Birdwatching at Treasure Island Florida

Treasure Island, Florida is a wonderful place to see some of the most magnificent wildlife in the country. Bird watching or bird watching is a very popular attraction for many people due to the variety of species that live on these shores. In fact, the area can serve as a good spot to observe birds that may not be indigenous to the area. The migration patterns of many birds traverse this region. There are some beautiful shorebirds that can be spotted along this stretch of coastline and it is recommended that all bird watchers take time to enjoy these species.

There is also a collective effort in the community to make sure these birds last for future generations, so always make sure to be careful and never disturb the natural habitats of these creatures. Many of Florida’s species are on the brink of danger and people should always make sure to enjoy the wildlife, while making sure to preserve the natural order.

Laughing seagull – During a trip to Treasure Island, you will certainly see many seagulls. These birds are everywhere and they will do their best to acquire some of the lunch that you have brought to the beach, so be careful. If you plan to feed the seagulls, be sure to do so away from other bathers because these birds will crowd around you and can disturb other beach guests.

Willet / Wagtail – The Willet is another very common species that can be found along the shores of Treasure Island. This bird is part of the Sandpiper family and can be easily seen combing the beach in search of food. Willet’s population declined in the early 20th century due to hunting, but has increased since then. While the population is steadily increasing, Willet is still considered to be somewhat at risk.

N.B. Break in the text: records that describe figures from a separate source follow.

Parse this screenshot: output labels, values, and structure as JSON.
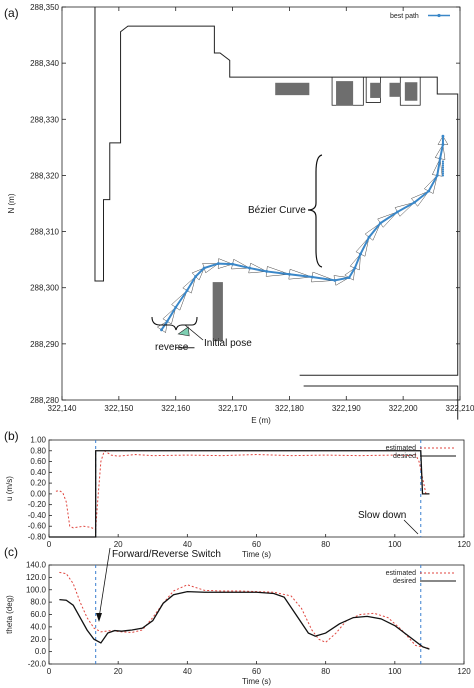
{
  "chart_data": [
    {
      "type": "line",
      "panel_label": "(a)",
      "xlabel": "E (m)",
      "ylabel": "N (m)",
      "xlim": [
        322140,
        322210
      ],
      "ylim": [
        288280,
        288350
      ],
      "x_ticks": [
        "322,140",
        "322,150",
        "322,160",
        "322,170",
        "322,180",
        "322,190",
        "322,200",
        "322,210"
      ],
      "y_ticks": [
        "288,280",
        "288,290",
        "288,300",
        "288,310",
        "288,320",
        "288,330",
        "288,340",
        "288,350"
      ],
      "legend": [
        "best path"
      ],
      "annotations": [
        "Bézier Curve",
        "reverse",
        "Initial pose"
      ],
      "series": [
        {
          "name": "best path",
          "x": [
            322157.5,
            322158.5,
            322160,
            322162,
            322163.5,
            322165,
            322167.5,
            322170,
            322173,
            322176,
            322180,
            322184,
            322188,
            322190.5,
            322191.5,
            322192.5,
            322194,
            322196,
            322199,
            322202,
            322204.5,
            322206,
            322206.5,
            322207,
            322207
          ],
          "y": [
            288292.5,
            288294,
            288296.5,
            288299.5,
            288302,
            288303.5,
            288304.3,
            288304.2,
            288303.5,
            288302.9,
            288302.4,
            288301.9,
            288301.3,
            288301.8,
            288303.5,
            288306,
            288309,
            288311.5,
            288313.5,
            288315.2,
            288317.2,
            288320,
            288323,
            288325.5,
            288327
          ]
        }
      ]
    },
    {
      "type": "line",
      "panel_label": "(b)",
      "xlabel": "Time (s)",
      "ylabel": "u (m/s)",
      "xlim": [
        0,
        120
      ],
      "ylim": [
        -0.8,
        1.0
      ],
      "x_ticks": [
        "0",
        "20",
        "40",
        "60",
        "80",
        "100",
        "120"
      ],
      "y_ticks": [
        "-0.80",
        "-0.60",
        "-0.40",
        "-0.20",
        "0.00",
        "0.20",
        "0.40",
        "0.60",
        "0.80",
        "1.00"
      ],
      "legend": [
        "estimated",
        "desired"
      ],
      "annotations": [
        "Slow down",
        "Forward/Reverse Switch"
      ],
      "series": [
        {
          "name": "estimated",
          "x": [
            2,
            3,
            4,
            5,
            6,
            7,
            8,
            10,
            12,
            13.5,
            14,
            15,
            16,
            17,
            18,
            20,
            25,
            30,
            40,
            50,
            60,
            70,
            80,
            90,
            100,
            105,
            106,
            107,
            108,
            109,
            110
          ],
          "y": [
            0.05,
            0.06,
            0.02,
            -0.15,
            -0.6,
            -0.63,
            -0.62,
            -0.6,
            -0.62,
            -0.66,
            -0.2,
            0.6,
            0.8,
            0.76,
            0.72,
            0.7,
            0.73,
            0.71,
            0.72,
            0.71,
            0.73,
            0.71,
            0.72,
            0.71,
            0.72,
            0.71,
            0.73,
            0.6,
            0.3,
            0.0,
            0.0
          ]
        },
        {
          "name": "desired",
          "x": [
            0,
            13.5,
            13.5,
            107.5,
            108,
            110
          ],
          "y": [
            -0.8,
            -0.8,
            0.8,
            0.8,
            0.0,
            0.0
          ]
        }
      ]
    },
    {
      "type": "line",
      "panel_label": "(c)",
      "xlabel": "Time (s)",
      "ylabel": "theta (deg)",
      "xlim": [
        0,
        120
      ],
      "ylim": [
        -20,
        140
      ],
      "x_ticks": [
        "0",
        "20",
        "40",
        "60",
        "80",
        "100",
        "120"
      ],
      "y_ticks": [
        "-20.0",
        "0.0",
        "20.0",
        "40.0",
        "60.0",
        "80.0",
        "100.0",
        "120.0",
        "140.0"
      ],
      "legend": [
        "estimated",
        "desired"
      ],
      "annotations": [],
      "series": [
        {
          "name": "estimated",
          "x": [
            3,
            5,
            7,
            9,
            11,
            13,
            15,
            18,
            21,
            24,
            27,
            30,
            33,
            36,
            40,
            45,
            50,
            55,
            60,
            65,
            70,
            73,
            76,
            78,
            80,
            83,
            86,
            90,
            94,
            98,
            102,
            106,
            110
          ],
          "y": [
            128,
            126,
            110,
            80,
            55,
            38,
            32,
            34,
            32,
            31,
            35,
            55,
            78,
            98,
            108,
            99,
            98,
            98,
            97,
            96,
            90,
            70,
            35,
            20,
            15,
            30,
            50,
            60,
            62,
            55,
            35,
            10,
            5
          ]
        },
        {
          "name": "desired",
          "x": [
            3,
            5,
            7,
            9,
            11,
            13,
            15,
            17,
            19,
            21,
            24,
            27,
            30,
            33,
            36,
            40,
            45,
            50,
            55,
            60,
            65,
            68,
            72,
            75,
            77,
            80,
            84,
            88,
            92,
            96,
            100,
            104,
            108,
            110
          ],
          "y": [
            84,
            83,
            75,
            55,
            35,
            20,
            14,
            30,
            34,
            33,
            35,
            38,
            50,
            78,
            92,
            97,
            96,
            96,
            96,
            96,
            94,
            88,
            55,
            30,
            25,
            30,
            45,
            55,
            57,
            53,
            42,
            25,
            8,
            4
          ]
        }
      ]
    }
  ],
  "colors": {
    "best_path": "#3a87c8",
    "estimated": "#e0463f",
    "desired": "#111111",
    "switch_line": "#3a7fd0",
    "obstacle": "#6e6e6e",
    "pose_fill": "#7ecfb2"
  }
}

Black skimmer – These birds are a beautiful sight and can be seen flying low over the waters and sliding the bottom of their beak into the water to catch food, which is how they got their name. The Black Skimmer has a black back with a white underside and is very distinct with its bright orange bill that has a black front edge.

Terns – There are 3 varieties of tern that can be found on Treasure Island. Tea Royal tern It is an orange-billed variety and can only be found near salt water. The king tern is found around Treasure Island in the winter months and does not breed in the area. Tea Gull-billed tern it is also found along this stretch of coastal waters. These terns have a black beak and look like seagulls, hence their name. This tern breeds in this area and can be found here in the summer months. Last but not least is the Minimal tern it is the smallest of the American tern varieties. These terns also breed in the area and can be found during the summer months.

American oystercatcher – These birds breed in the area and can be found walking along the beach in search of food throughout the year. The bird is large for a shorebird and has a bright red beak and long legs. In the 19th century, they became locally extinct in the Northeast due to hunting and egg gathering, but were later protected by the Migratory Bird Treaty Act of 1918.

White egret – This is a beautiful white heron that can be found around freshwater, as well as in coastal regions like Treasure Island. This bird can be very easy to identify quickly due to its long black legs and yellow legs. The White Egret has a beautiful plumage during the breeding season; these birds were hunted by market hunters, reducing the population to a dangerous level. These birds were also protected by the Migratory Bird Treaty Act of 1918.

Great Blue Heron – These birds can be found throughout the country and are extremely common in Florida throughout the year. They can be found throughout the state around fresh and salt water. They are the largest American herons and are tall with long legs. The great blue heron will walk slowly in shallow water as it searches for food until it dives quickly on the head to catch fish.

Brown Pelican – Brown pelicans can be found year-round on Treasure Island and are very different birds. Many tourists enjoy taking photos of these birds while sitting floating in the water or diving in to fish. These pelicans are unique to 6 other species because they are the only dark pelicans. They are also the only pelican that darts from the air into the water to catch their food.

White ibis – These birds are found year-round on Treasure Island and are distinguished by their white body and bright red legs and beaks. These birds also have black wingtips that are generally only seen while in flight. The white ibis can be seen while feeding along the shoreline in search of small crustaceans and crayfish.

Great egret – This bird is also known as the Great White Heron or the Great White Egret. These birds are tall (up to 3.3 feet!) And all white with yellow beaks. The great egret can be found on Treasure Island throughout the year and can be found foraging in shallow waters on frogs, fish, and sometimes lizards. These birds are one of the most beautiful and majestic species that the Treasure Island area has to offer bird watchers.